Theo Spurn

February 19, 2021 7:49 PM

Quality time by Theo Spurn

Dad was still sleeping. That meant Theo had a choice between hanging out with his cousins and being as loud as he liked, hanging out with mum and doing something moderate, or hanging out with dad but being very, very quiet. A long time ago, back before Theo could really remember, and back before anyone had realised he understood the concept of ‘quietly and gently’ this had been something of a point of contention between him and his mother. Theo wanted who he wanted. If it was a dad day, he would not accept anyone else. He had dug his heels in, and had several heartbroken and heart-breaking meltdowns over being refused access to his dad’s company before the penny had dropped for Liz: no one had said that Ileum needed to be awake, and to Theo this absolutely was not a prerequisite. It had been one of the first lessons she had learned in thinking laterally when it came to Theo. And so, she had put together the Quiet Box. Its contents had grown with Theo, but it had always contained things that Theo could absorb himself in happily for hours and which kept him quiet. Once he had a rule, he was usually good at following it.

Only gentle touching. Only whisper voice. Keep yourself amused. Those were the rules. And occasionally, he got frustrated that dad couldn’t be up and about with him, and occasionally he did get over-excited and forget a rule, but mostly it worked.
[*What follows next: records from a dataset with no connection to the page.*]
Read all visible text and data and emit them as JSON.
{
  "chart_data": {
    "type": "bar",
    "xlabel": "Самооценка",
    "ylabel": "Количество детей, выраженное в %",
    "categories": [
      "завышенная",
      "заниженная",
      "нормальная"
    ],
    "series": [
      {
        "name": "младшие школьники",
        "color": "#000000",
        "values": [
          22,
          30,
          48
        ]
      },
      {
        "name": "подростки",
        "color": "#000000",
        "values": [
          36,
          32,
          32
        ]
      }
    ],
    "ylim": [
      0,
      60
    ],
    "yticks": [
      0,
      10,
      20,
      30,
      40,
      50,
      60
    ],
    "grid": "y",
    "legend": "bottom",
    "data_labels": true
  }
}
Today, Theo wanted to be with dad, and dad needed to be asleep, so Theo went to the Quiet Box and pulled out some mandala colouring sheets, coloured pencils and a tray to work on and carried them into his parents’ room, picking up his favourite blanket and a couple of plushies from his own room on the way. Mum was in the garden, attacking weeds with serious displeasure at their audacity to have grown when she could swear she had dealt with them… sometime in the last year. Ish. The familiar bump of dad, wrapped in the covers and rolled onto his side greeted Theo, along with gentle steady breathing. Theo breathed in time. In some ways, it was a sad noise, because it meant that dad didn’t feel like getting up today, but it was dad breathing and it was impossible not to feel calmed by that.
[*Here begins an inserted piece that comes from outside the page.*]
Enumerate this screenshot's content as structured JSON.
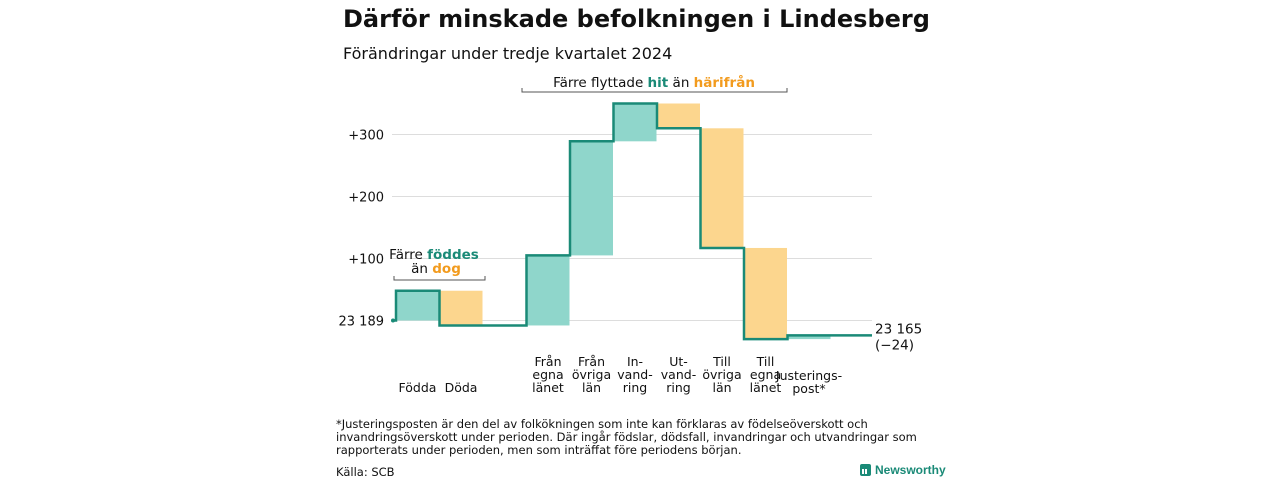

The room was dimly lit by a modicum of sunlight making it through the very effective deep red velvet curtains. Theo would touch them later when it was time to pull them back and welcome sunshine into the room. Right now, he made his way over to the bed, setting down his plushies, one beside where he would sit, and one leaning on his dad in case he wanted it when he woke up. He wrapped himself in the blanket and set up the colouring tray.

“Hi,” he said, remembering to use his whisper voice. He reached out, and patted dad’s hair very gently. It was soft. Theo wasn’t sure why anyone thought you needed both people to be awake to have a nice time of things. A lot of the time, when people were awake, they were very shouty and overwhelming. Not in the fun way where Stanley was shouty and the floor was lava but in the way where there was just altogether too much happening and they wanted to talk about boring things and ask you stupid questions. Dad rarely asked stupid questions when he was awake because he knew better than that, but he absolutely never asked them when he was asleep.
He turned his attention to his colouring. He could stare at these designs for ages before he even picked up a pencil, planning out the way the patterns and the colours would interconnect. He liked making new pictures, ones that weren’t there, using blocks of colours to pick out groups of shapes. This one was for dad, so even though it looked like something vaguely floral, he would make it into dad’s favourite night sky. That meant a thinly waning crescent moon. Theo liked crescents because they looked like they were smiling at you. Dad liked them too, and especially the waning one, because, apart from the new moon (which was often no moon and therefore hard to draw) it was the furthest it got from full. He started connecting tiny geometric fragments in yellow.

“I coloured you a moon,” he whispered when the yellow bits were all done, “You can look when you wake up,” he assured his dad, reaching out to pet his hair some more. He stretched his toes which were warm and fuzzy in their seamless socks.

“You’re the best and I love you,” he whispered before resuming his colouring. It didn’t need a response. It was true anyway.